By December 1869, the negotiations were a bust. Angell wrote formally to the Regents to decline the position yet again. “I find myself, honored, unable to accept your invitation on the terms you have named,” he wrote.

All in Due Time

President Angell's Family
The president’s extended family. (Image courtesy of U-M’s Bentley Historical Library.)

The presidency remained vacant for months, to the increasing concern of some faculty. Benjamin Cocker, a Methodist minister and U-M professor of philosophy, wrote to Walker in September 1870 that “the election of a president cannot safely be delayed much longer,” and that hiring someone who is not a clergyman  — i.e. someone like Angell — would be “a great calamity.” He continued: “I am convinced the sooner a president (evangelical and Christian) so declared, the better.”

But the Regents remained keen on their ideal candidate, and Frieze still thought Angell could be convinced to come to Michigan. By January 1871, the Regents had again “opened up a correspondence” with him, according to their documented minutes. The letters at this time indicate U-M had increased the salary to $4,000 and agreed to remodel the president’s house.

Angell continued to hedge. He wrote to Walker that “the salary must be satisfactory,” and, at $4,000, he said he wanted “a few days to reflect on the matter.”

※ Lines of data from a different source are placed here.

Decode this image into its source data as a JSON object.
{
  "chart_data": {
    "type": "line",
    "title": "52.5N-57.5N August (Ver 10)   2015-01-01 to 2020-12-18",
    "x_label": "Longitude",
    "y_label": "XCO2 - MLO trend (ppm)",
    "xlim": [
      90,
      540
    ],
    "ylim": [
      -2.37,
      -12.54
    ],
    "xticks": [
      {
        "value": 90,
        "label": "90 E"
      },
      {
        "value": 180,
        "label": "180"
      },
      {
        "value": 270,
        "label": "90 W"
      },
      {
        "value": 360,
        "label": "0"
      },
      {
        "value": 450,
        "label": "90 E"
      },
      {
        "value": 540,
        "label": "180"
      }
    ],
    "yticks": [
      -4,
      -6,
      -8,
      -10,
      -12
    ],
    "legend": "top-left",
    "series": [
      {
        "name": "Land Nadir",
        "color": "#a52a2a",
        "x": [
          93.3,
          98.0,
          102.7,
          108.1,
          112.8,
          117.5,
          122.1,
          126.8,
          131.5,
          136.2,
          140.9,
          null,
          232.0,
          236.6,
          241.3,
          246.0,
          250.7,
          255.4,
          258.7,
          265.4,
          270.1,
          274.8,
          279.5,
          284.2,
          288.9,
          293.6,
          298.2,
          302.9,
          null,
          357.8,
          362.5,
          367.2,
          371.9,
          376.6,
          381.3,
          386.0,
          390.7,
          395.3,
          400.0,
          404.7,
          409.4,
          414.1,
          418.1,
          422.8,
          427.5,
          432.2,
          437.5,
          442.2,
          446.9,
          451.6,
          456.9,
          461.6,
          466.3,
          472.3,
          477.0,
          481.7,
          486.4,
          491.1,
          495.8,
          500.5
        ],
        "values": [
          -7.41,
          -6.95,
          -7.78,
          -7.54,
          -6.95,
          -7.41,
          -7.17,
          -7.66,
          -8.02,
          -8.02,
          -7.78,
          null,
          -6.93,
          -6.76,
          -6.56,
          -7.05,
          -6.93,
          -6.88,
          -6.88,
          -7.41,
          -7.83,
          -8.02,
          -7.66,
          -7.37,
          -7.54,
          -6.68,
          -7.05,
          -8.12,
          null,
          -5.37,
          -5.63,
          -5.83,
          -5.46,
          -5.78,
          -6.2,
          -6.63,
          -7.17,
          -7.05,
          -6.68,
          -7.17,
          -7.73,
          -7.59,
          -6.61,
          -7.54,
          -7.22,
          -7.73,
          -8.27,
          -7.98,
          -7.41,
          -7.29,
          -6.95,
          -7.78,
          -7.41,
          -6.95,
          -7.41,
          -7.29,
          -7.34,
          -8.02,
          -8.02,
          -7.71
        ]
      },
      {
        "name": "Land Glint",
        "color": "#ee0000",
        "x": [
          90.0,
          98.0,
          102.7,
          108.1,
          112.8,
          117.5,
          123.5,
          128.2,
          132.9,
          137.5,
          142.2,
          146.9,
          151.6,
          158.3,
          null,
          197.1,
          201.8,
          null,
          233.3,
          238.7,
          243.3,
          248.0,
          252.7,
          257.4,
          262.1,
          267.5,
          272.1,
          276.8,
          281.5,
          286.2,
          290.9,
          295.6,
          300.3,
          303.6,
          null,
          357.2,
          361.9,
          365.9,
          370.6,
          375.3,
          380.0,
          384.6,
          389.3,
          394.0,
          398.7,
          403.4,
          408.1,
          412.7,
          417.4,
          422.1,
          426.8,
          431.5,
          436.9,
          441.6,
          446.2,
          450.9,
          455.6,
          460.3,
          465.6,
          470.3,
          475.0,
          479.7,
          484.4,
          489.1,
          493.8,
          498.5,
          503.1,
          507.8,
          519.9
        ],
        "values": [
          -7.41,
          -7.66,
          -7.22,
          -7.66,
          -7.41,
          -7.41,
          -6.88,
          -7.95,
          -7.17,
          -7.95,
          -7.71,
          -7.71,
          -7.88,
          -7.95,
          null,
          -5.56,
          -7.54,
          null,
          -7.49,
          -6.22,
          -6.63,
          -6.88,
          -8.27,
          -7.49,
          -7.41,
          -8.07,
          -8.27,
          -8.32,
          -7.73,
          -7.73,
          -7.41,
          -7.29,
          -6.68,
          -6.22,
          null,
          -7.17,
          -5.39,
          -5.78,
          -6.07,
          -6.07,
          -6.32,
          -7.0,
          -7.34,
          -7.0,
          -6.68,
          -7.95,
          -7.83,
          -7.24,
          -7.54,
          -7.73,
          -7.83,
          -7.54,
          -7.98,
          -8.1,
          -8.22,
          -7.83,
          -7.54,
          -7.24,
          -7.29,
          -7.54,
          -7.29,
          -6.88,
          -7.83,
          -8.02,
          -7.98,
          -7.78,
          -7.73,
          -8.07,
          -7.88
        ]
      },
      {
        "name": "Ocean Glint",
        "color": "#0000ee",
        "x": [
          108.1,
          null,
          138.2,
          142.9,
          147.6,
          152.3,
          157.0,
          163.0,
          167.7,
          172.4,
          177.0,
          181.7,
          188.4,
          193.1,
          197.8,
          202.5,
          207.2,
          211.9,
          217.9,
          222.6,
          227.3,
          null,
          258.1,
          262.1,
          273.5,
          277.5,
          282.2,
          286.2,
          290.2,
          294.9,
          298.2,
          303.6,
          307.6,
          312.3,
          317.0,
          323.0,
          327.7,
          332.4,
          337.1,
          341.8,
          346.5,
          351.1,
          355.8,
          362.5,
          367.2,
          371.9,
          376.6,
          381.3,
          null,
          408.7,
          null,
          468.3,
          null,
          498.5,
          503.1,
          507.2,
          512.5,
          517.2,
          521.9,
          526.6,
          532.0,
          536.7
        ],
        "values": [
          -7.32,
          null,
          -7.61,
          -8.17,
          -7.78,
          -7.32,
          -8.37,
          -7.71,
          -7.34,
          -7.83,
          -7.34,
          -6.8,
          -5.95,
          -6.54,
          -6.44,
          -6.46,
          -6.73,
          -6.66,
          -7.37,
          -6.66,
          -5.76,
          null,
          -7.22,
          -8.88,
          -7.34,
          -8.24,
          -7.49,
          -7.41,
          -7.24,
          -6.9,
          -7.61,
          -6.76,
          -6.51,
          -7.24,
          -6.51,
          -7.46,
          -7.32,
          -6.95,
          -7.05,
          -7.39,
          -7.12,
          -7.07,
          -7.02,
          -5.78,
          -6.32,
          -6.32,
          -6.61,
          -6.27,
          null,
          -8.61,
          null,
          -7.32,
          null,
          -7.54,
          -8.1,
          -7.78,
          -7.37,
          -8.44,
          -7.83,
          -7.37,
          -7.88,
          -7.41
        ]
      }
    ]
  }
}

The days passed, and on Feb. 1, he once again declined the position. “. . . I am reluctantly constrained to say that I really cannot afford to undertake the work in Ann Arbor at the salary named. I am sorry that my circumstances in life compel me to give more consideration the question of salary than I could wish. But so it is.”

The Regents moved quickly. They convened and unanimously agreed upon the $4,500 salary. Walker sent a telegram to Angell, which arrived on Feb. 8:

YOU WERE UNANIMOUSLY ELECTED PRESIDENT SALARY FORTY FIVE HUNDRED AND HOUSE EXPENSE OF REMOVAL

Angell finally accepted.

Renovations would begin in earnest to the president’s house in March of 1871, and Angell would deliver the commencement address that June to the graduating class.

By September 1871, Angell would be fully installed in Ann Arbor as U-M’s president, and he would serve the University for 38 years until his retirement in 1909. He would live in the house he’d diligently negotiated to renovate until his death in 1916.